Elizabeth Cawley from the Association of Atlantic Universities initiated the online support program that offers seven mental health services to the students who, according to researches, are most susceptible to mental health issues.
The mental health support program, also known as HealthMindsNS was initiated because many students who need mental health services were not seeking the help because of the stigma that “seeking help” implies. Though there are no researches conducted for the need of such a program, it is broadly estimated that post-secondary students are more prone to mental challenges than any other age groups and the program is required.
Since the majority of the students and counselors use the internet, the online program also aims to reach more students simultaneously without packing the counseling services on campus.
Students welcome the program as it makes it convenient to approach the counselors than spending a limited one hour in a room. Online help is accessible 24 hours a day, seven days a week throughout the year.
Different Types of Services
The program provides video chat therapy, mood training sessions, relaxation activities, and telephone counseling to help the students cope with anxiety, stress, depression and destructive behavior.

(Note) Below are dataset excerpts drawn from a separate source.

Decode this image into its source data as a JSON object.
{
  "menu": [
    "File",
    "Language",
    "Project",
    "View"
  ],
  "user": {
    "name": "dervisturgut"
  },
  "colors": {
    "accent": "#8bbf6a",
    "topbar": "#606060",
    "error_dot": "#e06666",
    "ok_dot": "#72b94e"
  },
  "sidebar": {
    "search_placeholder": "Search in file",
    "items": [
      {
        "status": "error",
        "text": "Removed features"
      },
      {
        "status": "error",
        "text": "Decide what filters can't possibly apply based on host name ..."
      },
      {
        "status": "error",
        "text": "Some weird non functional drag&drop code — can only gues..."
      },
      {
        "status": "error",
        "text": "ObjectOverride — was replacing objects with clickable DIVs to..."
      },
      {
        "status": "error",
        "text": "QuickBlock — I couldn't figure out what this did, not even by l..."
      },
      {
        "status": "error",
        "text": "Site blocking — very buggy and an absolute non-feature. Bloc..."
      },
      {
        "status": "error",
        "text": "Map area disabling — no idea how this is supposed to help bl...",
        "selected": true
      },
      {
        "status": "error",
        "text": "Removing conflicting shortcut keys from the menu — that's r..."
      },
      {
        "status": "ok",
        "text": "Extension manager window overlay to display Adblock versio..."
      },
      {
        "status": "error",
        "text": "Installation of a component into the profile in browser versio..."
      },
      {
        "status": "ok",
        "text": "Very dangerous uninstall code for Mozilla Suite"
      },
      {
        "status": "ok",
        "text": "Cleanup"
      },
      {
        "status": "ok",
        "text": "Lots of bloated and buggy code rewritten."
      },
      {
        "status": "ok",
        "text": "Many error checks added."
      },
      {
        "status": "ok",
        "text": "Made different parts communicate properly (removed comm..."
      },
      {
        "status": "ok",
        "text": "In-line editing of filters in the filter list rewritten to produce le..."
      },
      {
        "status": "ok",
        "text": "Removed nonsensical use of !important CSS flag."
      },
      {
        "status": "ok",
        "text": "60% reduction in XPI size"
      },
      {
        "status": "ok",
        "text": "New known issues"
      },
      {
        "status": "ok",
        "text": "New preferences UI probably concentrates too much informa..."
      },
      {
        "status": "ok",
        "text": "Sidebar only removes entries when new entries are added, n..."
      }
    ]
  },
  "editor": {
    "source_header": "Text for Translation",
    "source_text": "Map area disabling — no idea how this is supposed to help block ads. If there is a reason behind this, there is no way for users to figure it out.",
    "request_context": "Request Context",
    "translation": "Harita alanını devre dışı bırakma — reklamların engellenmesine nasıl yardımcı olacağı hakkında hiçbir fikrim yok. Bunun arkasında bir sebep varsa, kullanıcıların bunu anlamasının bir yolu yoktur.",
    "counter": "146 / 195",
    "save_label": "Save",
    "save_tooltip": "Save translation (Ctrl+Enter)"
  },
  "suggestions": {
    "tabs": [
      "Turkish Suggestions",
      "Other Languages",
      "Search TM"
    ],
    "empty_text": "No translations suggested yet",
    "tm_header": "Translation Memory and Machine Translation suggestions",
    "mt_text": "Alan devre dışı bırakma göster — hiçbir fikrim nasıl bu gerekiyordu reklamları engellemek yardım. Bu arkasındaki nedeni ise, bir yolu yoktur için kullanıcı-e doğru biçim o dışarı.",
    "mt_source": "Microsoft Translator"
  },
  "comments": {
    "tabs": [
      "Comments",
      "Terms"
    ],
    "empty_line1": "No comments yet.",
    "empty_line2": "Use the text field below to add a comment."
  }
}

The program has a preventive approach to help students deal with the pressure and stress. It aims to reduce the burden of counseling services and provide timely assistance to students without the fear of getting stigmatized and paying service fees.
Hopes For Federal Funding
The eight months trial period is expected to generate extensive data that can be used to improve counseling services all over the Province within the shortest duration.
The provincial government currently funds it with a budget of 463,000, but with further progress and more substantial collected data on the effectiveness of the program, Cawley hopes that the program will be federally funded.